Deaths from drunk and impaired driving have decreased significantly since the 1980s. These fatalities still make up about a third of all automotive deaths. Over ten thousand people were killed by drunk drivers in 2017, for example. The government is not sitting idly by, however. The Automotive Coalition for Traffic Safety is showing safety leadership by spending $50 million to develop a prototype often referred to as the Driver Alcohol Detention System for Safety.

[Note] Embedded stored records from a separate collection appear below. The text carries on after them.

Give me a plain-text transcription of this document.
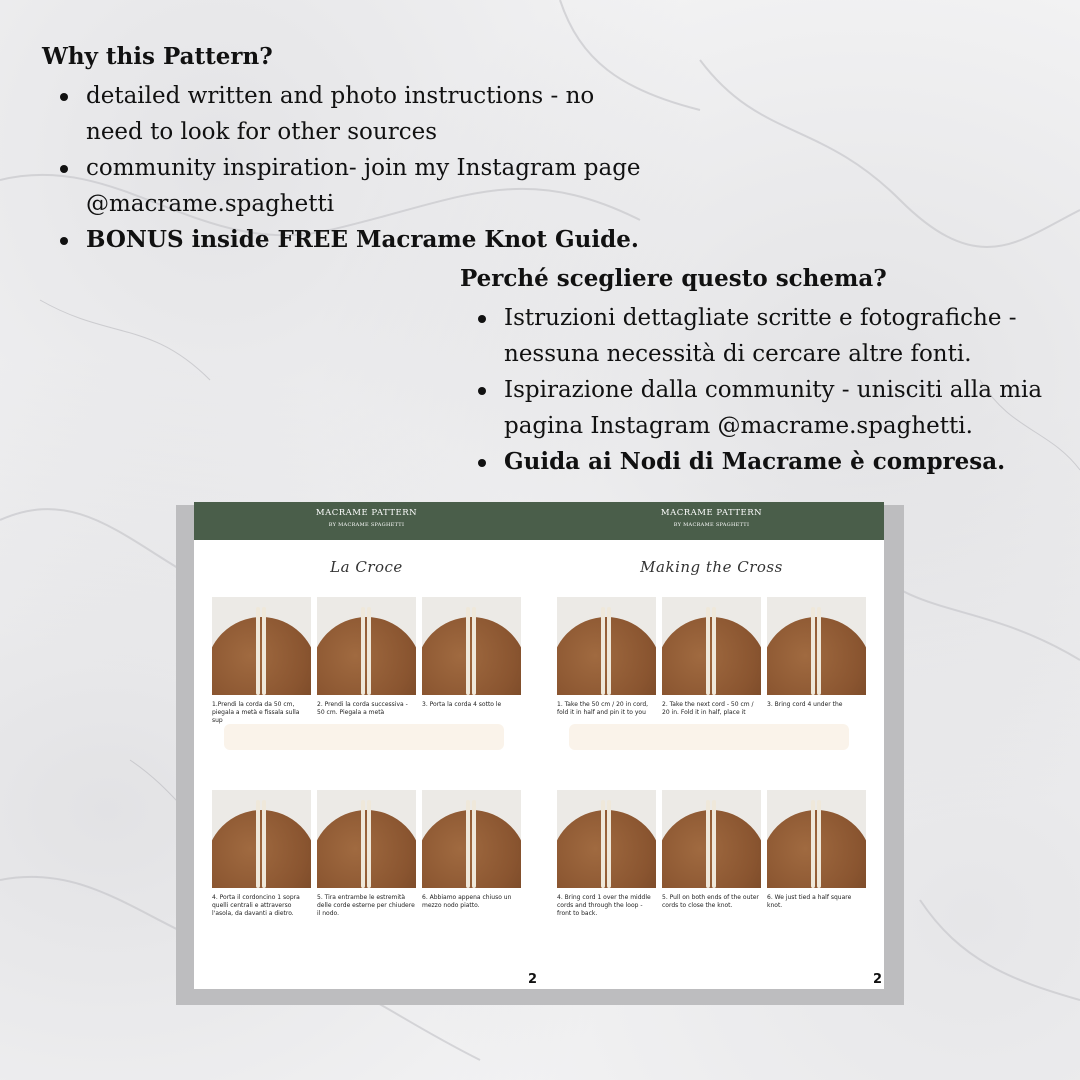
Why this Pattern?
detailed written and photo instructions - no need to look for other sources
community inspiration- join my Instagram page @macrame.spaghetti
BONUS inside FREE Macrame Knot Guide.
Perché scegliere questo schema?
Istruzioni dettagliate scritte e fotografiche - nessuna necessità di cercare altre fonti.
Ispirazione dalla community - unisciti alla mia pagina Instagram @macrame.spaghetti.
Guida ai Nodi di Macrame è compresa.
MACRAME PATTERN
BY MACRAME SPAGHETTI
La Croce
1.Prendi la corda da 50 cm, piegala a metà e fissala sulla sup
2. Prendi la corda successiva - 50 cm. Piegala a metà
3. Porta la corda 4 sotto le
4. Porta il cordoncino 1 sopra quelli centrali e attraverso l'asola, da davanti a dietro.
5. Tira entrambe le estremità delle corde esterne per chiudere il nodo.
6. Abbiamo appena chiuso un mezzo nodo piatto.
2
MACRAME PATTERN
BY MACRAME SPAGHETTI
Making the Cross
1. Take the 50 cm / 20 in cord, fold it in half and pin it to you
2. Take the next cord - 50 cm / 20 in. Fold it in half, place it
3. Bring cord 4 under the
4. Bring cord 1 over the middle cords and through the loop - front to back.
5. Pull on both ends of the outer cords to close the knot.
6. We just tied a half square knot.
2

The end goal is to create a system of alcohol detection without the driver having to do anything manually. In the meantime, the federal government is projecting that the breathalyzer method will be available for use in most cars by next year. The device is small and fits into the driver-side door. The driver would blow into the breathalyzer to check for the appearance of alcohol. The federal government ultimately wants a device that will measure the precise blood-alcohol level in the driver but that could be years away. The current problem is that a breathalyzer type device can't distinguish between a person that has had one glass of wine or seven. However, this safety leadership has quite the momentum going to make real, effective changes in keeping unsafe drivers off the road where they can be a real danger to themselves, and others.
As cars become smarter and safer, some members of Congress want to require them to be built to prevent drunk driving.
Sens. Tom Udall, D-N.M., and Rick Scott, R-Fla., introduced legislation last week that would make it mandatory for all new cars and trucks to come loaded with passive, virtually unnoticeable, alcohol detection systems by 2024.
The Reduce Impaired Driving for Everyone Act of 2019, called the RIDE Act, would also allocate $10 million to continue government-funded research into new breath and touch-based sensors designed to monitor a driver's blood alcohol level in real-time, without having the driver do anything. The measure would set aside another $25 million to install and test the technology in government-owned fleets.
The bill follows a similar effort in the House by Rep. Debbie Dingell, a Democrat from Michigan.